The bootstrap script attempts to download the Node configuration. For security reasons, the server SSL certificate is validated. In case of an invalid certificate, the config download is not done. You will then see the message "Bootstrap config download failed with http response 00060. Ignoring and continuing" in the log.

In case your Controller uses a self-signed server certificate, you need to provide the server certificate or the certificate of a trusted certification authority in the following file:

/etc/towalink/bootstrap/cacert.pem

Restart the Node after providing or changing the certificate file.

Recovery mechanism

There exists an additional mechanism to recover Nodes that no longer have a Controller or that have other serious issues that make the management connection fail. On each boot, the bootstrap script attempts to download a recovery script from the "towalink.net" infrastructure. In case this download succeeds and the script has been validated successfully, the recovery script is executed.

Once the Node gets attached to a Controller, a security token (recovery token) is generated and stored in the Controller. Only recovery scripts that contain the correct security token are executed.

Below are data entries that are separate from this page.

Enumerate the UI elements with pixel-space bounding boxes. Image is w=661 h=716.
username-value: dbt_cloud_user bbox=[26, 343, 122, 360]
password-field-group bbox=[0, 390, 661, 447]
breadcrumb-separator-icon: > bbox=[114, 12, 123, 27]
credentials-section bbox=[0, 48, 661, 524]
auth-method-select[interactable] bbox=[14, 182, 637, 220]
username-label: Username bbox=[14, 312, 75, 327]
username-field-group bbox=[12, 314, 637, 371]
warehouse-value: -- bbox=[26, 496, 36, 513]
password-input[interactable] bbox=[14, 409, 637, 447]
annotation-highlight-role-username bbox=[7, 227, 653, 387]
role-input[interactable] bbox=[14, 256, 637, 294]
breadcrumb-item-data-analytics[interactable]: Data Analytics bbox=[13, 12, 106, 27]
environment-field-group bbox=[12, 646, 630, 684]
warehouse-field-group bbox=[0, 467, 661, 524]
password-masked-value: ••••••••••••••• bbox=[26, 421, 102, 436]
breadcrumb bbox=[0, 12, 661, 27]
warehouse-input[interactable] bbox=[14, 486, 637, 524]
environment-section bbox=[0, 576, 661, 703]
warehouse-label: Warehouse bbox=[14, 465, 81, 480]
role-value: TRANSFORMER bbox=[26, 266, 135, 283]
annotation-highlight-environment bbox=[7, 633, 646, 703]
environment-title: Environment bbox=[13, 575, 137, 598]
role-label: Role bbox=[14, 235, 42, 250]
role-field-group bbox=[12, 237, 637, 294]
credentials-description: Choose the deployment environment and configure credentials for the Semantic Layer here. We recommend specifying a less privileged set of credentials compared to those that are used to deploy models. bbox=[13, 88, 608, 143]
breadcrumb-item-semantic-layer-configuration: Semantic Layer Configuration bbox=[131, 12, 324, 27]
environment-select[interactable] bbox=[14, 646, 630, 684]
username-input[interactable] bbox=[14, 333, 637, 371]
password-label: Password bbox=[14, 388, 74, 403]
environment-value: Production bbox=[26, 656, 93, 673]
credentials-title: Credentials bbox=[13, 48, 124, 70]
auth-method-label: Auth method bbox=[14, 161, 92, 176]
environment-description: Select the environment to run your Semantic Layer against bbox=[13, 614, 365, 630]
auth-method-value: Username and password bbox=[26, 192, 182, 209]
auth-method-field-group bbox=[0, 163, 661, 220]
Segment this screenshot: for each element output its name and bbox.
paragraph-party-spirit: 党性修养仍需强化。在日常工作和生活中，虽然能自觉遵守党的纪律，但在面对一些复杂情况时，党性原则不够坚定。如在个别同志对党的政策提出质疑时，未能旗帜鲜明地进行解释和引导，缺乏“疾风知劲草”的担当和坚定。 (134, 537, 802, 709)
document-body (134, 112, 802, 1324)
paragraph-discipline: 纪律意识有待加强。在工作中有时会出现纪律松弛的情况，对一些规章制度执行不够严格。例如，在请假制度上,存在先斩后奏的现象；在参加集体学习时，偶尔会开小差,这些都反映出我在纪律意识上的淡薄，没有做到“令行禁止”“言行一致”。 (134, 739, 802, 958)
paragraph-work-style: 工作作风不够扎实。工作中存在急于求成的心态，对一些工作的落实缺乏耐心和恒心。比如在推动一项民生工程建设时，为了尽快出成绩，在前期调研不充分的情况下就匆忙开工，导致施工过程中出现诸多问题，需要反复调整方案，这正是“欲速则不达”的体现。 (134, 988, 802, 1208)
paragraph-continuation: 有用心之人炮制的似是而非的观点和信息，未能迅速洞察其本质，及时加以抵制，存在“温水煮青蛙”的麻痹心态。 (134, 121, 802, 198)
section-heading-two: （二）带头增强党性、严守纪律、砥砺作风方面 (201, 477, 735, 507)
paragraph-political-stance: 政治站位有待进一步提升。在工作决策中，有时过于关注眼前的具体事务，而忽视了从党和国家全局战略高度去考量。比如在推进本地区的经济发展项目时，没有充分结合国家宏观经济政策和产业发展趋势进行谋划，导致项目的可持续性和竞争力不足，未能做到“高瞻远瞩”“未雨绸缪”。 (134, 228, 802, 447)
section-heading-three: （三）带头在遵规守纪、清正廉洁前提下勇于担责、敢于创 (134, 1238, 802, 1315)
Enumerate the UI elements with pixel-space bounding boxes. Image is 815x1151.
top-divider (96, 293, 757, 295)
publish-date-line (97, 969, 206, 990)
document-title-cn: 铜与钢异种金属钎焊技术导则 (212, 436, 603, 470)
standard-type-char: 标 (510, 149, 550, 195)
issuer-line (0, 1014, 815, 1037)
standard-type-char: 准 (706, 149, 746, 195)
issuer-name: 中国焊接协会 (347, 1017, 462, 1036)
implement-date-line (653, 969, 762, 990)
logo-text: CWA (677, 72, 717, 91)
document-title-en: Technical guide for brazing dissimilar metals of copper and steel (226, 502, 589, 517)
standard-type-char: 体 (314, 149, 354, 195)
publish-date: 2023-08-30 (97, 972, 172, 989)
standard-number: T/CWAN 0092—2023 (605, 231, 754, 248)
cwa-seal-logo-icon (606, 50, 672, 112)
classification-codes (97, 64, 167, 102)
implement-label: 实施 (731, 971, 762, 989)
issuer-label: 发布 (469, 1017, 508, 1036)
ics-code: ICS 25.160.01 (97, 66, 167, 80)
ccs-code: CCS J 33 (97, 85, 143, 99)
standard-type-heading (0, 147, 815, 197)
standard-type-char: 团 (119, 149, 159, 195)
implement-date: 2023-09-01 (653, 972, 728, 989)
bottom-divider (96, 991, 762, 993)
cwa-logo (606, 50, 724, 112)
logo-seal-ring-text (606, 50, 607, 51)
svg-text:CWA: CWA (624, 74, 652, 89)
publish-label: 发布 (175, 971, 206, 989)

Due to this security measure, the "towalink.net" infrastructure can't execute any code on your Nodes so that this feature cannot be abused as a backdoor. Only in the case that a management connection could not be established and the machine has been restarted five times in a row without a successful management connection, the token security check is disabled. This feature is present to consider the case of a lost recovery token.

Frequently Asked Questions

The following sections provide answers to questions that have been raised towards the Towalink project community.

Why is this project called "Towalink"?

"towa" is Japanese for "forever", "permanent". "link" relates to the English network term: "having a link", "being connected". The term "Towalink" therewith relates to its target: providing reliable connectivity.

Troubleshooting

The following sections provide answers to issues that occured when using Towalink.

Node management issues

"tlm commit" is hanging when connecting

Observed issue: "tlm commit" hangs at "Mirroring any existing configs to node..." and something like "2024-04-25 17:33:05,136 INFO filesync: Mirroring configs to fe80::c%tlwg_mgmt". There is no error message shown and no timeout either.

Potential Resolution: The reason might by that the MTU of the "tlwg_mgmt" interface is too high. On IPv4 management connections over Internet accesses with DS-Lite, WireGuard's default MTU of 1420 is too high (set it to 1392 ["Mtu = 1392"] in the interface section of "/etc/wireguard/tlwg_mgmt.conf").